一方、落語界の風雲児立川談志は立川派を創設、「己を語る落語」で演芸ファンだけでなく、幅広い観客に感動を与えた。そして談志の薫陶を受けた志の輔・志らくといった面々が「自分の言葉で落語を語る」ようになり、立川派は支持を広げていく。
しかし、個性の強い談志は敵も多い。談志が嫌いな寄席派は立川派を認めなかった。立川派の落語家を、寄席での修業を経験していないことを理由に切って捨てた。そして、彼らが一般の観客に評価され始めると無視を決め込んだ。先鋭的な、今日的に面白い落語を演じる立川派を無視し、「教わったものをそのまま演じる」演者を「本寸法」として持ち上げる。こうして守旧派の評論家は、落語評論家の務めである「誰が面白いか」の情報を的確に発信することを放棄し、「役に立たない落語評論」を垂れ流すだけの存在になったのだ。
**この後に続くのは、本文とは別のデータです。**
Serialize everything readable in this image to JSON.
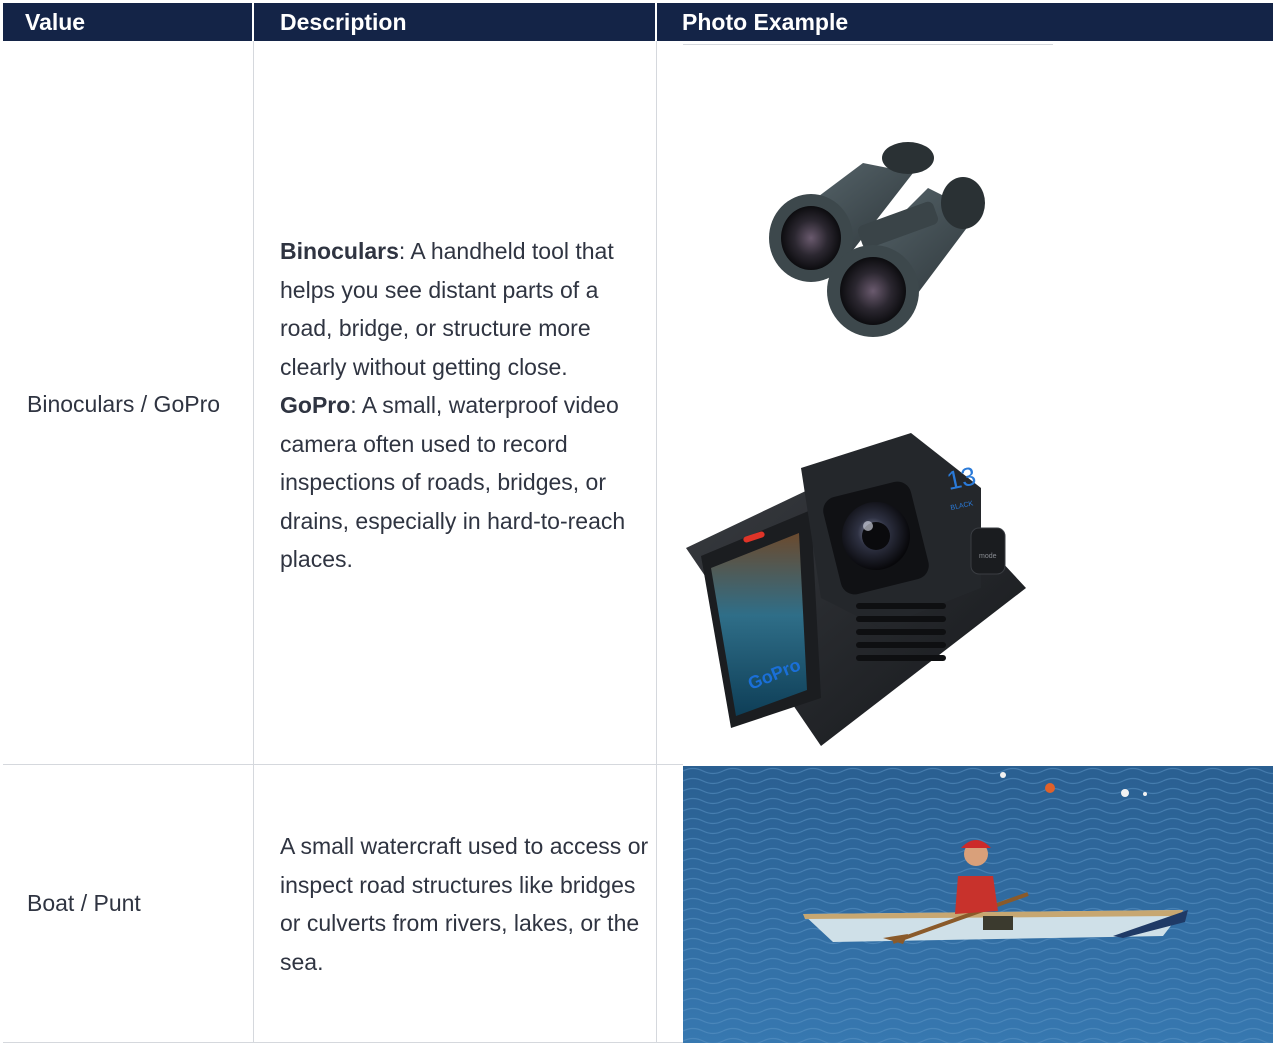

さすが東大工学部卒。論理は明晰、すっきりしてる。 筆者は1960年生まれ。『大人の落語評論』を書いた稲田和浩と同い年。ついでに言えば私も同年代だ。
同じ時代を生きてきた者の一人として、大筋の流れとして間違いはないとは思うが、どうも結論ありきの印象は否定できない。
まず、守旧派が立川談志及び立川派を排斥したようなことを言っているが、ちょっとイメージ操作の匂いがする。私の印象としては、談志や吉川潮、志らくといった人たちの、寄席派の落語家に対する攻撃の方がもっとすごかった。談志の提唱する落語観こそが正当で、寄席なんて生温い環境でしかない。小さんや志ん朝を批判し、小三治を黙殺し、さん喬・権太楼など存在しないかのような論陣を張ったのは、談志を筆頭に、立川派及びそのシンパではなかったか。そして、その結果影響を受けた立川原理主義者を多く輩出することになったのではないか。
確かに当時、落語は危機的状況にあったのだろう。事態を打開し、新しい価値観を浸透させるためには劇薬が必要だ。それには敵を作り、それを叩くのが手っ取り早い。だけど、それで傷ついた人は多い。それによって守旧派と言われた人たちが態度を硬化させたとしても、それはそれでしょうがないんじゃないかと思う。
それともう一つ。広瀬もまた、守旧派守旧派と言うが、それが誰を指すのか明らかにしていない。彼らの言説の出典も明らかにしようとしない。批判するなら正々堂々と批判したらいいじゃないか。

広瀬は年間350回以上の落語会、1500席以上の高座に接しているという。その蓄積は重い。それだけに、いまだに「昭和の名人」のことしか語ろうとしない、守旧派が腹に据えかねたのだろう。
新しい落語ファンのために「役立つ落語評論」が必要だ、という主張も理解できる。言ってることは間違いじゃないし、ベスト10として選んでいる落語家も納得できる。落語の間口を広げるためによく頑張っていると思う。
ただ、誰だかよくわからない敵を叩くことはもうやめにしないか、とだけ私は言いたいのですよ。 

付記。先日、本屋で志らくの本を立ち読みしてたら、「師匠談志は、それまで文楽・志ん生だった世間の評価を、志ん生・文楽に逆転させた。私は志ん朝・談志を、談志・志ん朝にさせたい」みたいなことが書いてあった。いいよもう、そんなこと・・・。